Using Change Sets with Nested CloudFormation Stacks
January 29, 2018In a previous post, we looked at how to use change sets with CloudFormation. This post covers how to use change sets with a nested CloudFormation Stack.
If you’re not familiar with nested CloudFormation stacks, it is just what it sounds like. A root stack or top level stack will call subordinate or child stacks as part of the deployment. These nested stacks could be deployed as a standalone stack or they can be tied together by using the AWS::CloudFormation::Stack resource type. Nested stacks can be used to deploy entire environments from the individual stacks below it. In fact a root stack may not deploy any resources at all other than what comes from the nested stacks. An example of a commons stacking method might be to have a top level stack that deploys a VPC, while a nested stack is responsible for deploying subnets within that stack. You could keep chaining this together to deploy EC2 instances, S3 buckets or whatever you’d like.
Deploying a Change Set for a Nested Stack
As you can see from the first screenshot below, I have a nested stack that deployed a subnets stack and the root stack is my VPC-Deploy stack. For this example, lets assume I need to modify my subnets. Pretend for a second, I goofed up the IP addressing. Now from our previous post, you might just go and assign a change set to the subnets stack, but since it is part of a nested stack we want to make sure not to break that chain. Remember if we later need to update the VPC stack, we’ll want to make sure that we don’t break the nested stack as well.
Here’s the problem. If we attempt to deploy a change set on our VPC-Deploy stack, one of the changes listed will be to subnets, but you won’t see what those changes are. To test and make sure that only the changes you want to be made are staged, let’s perform the first parts of deploying a changes set on our subnets stack, but we WILL NOT execute it.

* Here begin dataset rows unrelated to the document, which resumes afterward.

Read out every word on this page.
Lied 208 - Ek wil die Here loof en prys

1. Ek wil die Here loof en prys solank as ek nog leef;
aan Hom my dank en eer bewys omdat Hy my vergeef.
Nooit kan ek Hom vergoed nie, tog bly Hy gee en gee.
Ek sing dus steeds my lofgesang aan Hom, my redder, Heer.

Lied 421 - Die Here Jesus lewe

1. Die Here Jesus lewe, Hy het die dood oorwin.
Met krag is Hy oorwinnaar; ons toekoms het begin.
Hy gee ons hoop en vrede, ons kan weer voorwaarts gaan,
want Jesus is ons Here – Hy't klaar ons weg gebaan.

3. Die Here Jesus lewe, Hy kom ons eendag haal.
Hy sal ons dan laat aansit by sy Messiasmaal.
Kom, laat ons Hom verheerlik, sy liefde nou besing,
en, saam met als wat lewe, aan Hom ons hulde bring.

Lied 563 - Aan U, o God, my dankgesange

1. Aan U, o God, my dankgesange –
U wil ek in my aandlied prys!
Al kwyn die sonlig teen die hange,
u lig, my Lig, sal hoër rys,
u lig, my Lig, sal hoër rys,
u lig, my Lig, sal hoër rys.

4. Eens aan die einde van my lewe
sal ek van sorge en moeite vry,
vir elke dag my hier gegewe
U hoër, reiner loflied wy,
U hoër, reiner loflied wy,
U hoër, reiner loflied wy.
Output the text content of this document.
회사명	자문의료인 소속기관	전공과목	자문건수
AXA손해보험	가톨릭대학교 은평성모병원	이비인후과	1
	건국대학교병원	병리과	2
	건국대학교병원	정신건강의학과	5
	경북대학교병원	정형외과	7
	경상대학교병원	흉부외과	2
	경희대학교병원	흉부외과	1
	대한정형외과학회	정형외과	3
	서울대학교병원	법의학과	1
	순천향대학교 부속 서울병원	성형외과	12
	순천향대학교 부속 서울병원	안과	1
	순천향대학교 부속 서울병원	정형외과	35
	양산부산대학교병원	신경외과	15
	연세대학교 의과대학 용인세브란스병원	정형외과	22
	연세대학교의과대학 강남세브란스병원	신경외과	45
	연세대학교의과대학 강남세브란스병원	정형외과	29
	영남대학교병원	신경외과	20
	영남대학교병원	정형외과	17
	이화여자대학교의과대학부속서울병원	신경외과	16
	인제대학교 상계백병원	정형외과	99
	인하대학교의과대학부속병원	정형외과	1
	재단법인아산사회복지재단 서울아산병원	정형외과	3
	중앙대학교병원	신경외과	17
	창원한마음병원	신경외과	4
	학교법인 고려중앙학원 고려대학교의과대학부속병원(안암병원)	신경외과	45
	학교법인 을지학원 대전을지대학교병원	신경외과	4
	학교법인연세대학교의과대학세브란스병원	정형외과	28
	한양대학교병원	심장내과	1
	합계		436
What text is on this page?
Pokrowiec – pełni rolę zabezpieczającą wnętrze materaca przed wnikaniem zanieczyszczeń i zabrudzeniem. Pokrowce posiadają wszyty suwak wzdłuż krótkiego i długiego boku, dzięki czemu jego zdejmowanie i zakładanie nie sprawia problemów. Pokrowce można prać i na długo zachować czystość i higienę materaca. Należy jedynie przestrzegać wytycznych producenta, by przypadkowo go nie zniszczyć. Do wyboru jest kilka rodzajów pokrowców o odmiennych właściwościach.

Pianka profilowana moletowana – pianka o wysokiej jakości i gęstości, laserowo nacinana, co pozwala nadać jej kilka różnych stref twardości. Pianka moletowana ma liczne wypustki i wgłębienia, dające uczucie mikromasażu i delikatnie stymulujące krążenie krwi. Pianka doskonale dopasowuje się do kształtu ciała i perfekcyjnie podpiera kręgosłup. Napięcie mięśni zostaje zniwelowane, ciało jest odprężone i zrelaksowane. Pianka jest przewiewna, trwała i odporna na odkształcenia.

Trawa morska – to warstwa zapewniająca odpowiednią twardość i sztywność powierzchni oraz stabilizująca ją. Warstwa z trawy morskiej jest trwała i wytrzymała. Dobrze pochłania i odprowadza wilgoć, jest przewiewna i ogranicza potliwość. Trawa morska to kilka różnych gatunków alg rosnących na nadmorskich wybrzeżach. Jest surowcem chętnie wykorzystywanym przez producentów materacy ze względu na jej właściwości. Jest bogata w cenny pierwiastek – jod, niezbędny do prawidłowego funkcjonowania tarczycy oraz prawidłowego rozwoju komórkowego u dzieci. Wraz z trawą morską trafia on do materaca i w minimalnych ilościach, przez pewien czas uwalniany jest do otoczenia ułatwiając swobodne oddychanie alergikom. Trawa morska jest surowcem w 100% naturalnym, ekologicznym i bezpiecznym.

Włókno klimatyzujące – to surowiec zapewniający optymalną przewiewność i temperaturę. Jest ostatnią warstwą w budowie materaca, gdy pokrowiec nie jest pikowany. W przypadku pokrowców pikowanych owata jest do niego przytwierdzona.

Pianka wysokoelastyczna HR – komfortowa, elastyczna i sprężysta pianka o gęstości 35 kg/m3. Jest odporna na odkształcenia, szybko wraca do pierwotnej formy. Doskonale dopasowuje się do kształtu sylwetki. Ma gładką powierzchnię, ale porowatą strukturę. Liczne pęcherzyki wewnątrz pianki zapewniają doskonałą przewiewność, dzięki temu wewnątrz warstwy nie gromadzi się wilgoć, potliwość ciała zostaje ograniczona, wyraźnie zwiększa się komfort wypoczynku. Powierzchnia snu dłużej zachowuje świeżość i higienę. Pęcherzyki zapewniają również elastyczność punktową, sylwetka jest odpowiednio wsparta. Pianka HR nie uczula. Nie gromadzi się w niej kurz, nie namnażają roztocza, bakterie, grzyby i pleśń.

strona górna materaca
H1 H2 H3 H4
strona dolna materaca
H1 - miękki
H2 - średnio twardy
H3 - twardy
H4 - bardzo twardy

So as we’ve done previously, create a new change set for our nested stack.
NOTE: When you attempt to deploy a change set on a nested stack a warning message will pop up reminding you that this could cause your stack to be out of sync since it’s a nested stack. Continue through this process, but remember not to deploy the change.
Select your template.
Add your details.
Add your tags and set the permissions appropriately.
Review and click “Create Change Set” button.
When we review the changes we can see that I’ll be replacing two subnets and two route tables.
At this point we know that the changes that we had wanted to make are reflected correctly in CloudFormation. If we saw changes in the previous screen that we didn’t want to make, we would know it at this point.
Really Deploy a Change Set at the Root Stack
Now that we’ve tested that, let’s actually set the change set on our root stack. Select it from the list and go through the same process with our root template. Remember that the child template is probably the only thing that changed, so the root template should be the same.
Once we go through all of the screens, notice what the stack update looks like. Here we see a single change, not on the subnets and the routing tables themselves, but rather the subnets CloudFormation stack. This is the reason we pushed the change set to the child stack first, so we could see what those changes would be. The root stack update makes this visibility difficult.
Deploy the change set on the root stack and the nested stacks should be updated accordingly.
Summary
Using change sets on a nested CloudFormation stack isn’t much different from using them on a stand alone stack, but in order to get the same visibility, testing them out but not deploying them, on the nested stack is an easy way to achieve this. Just be careful not to deploy them so that the root and child stacks don’t get out of sync.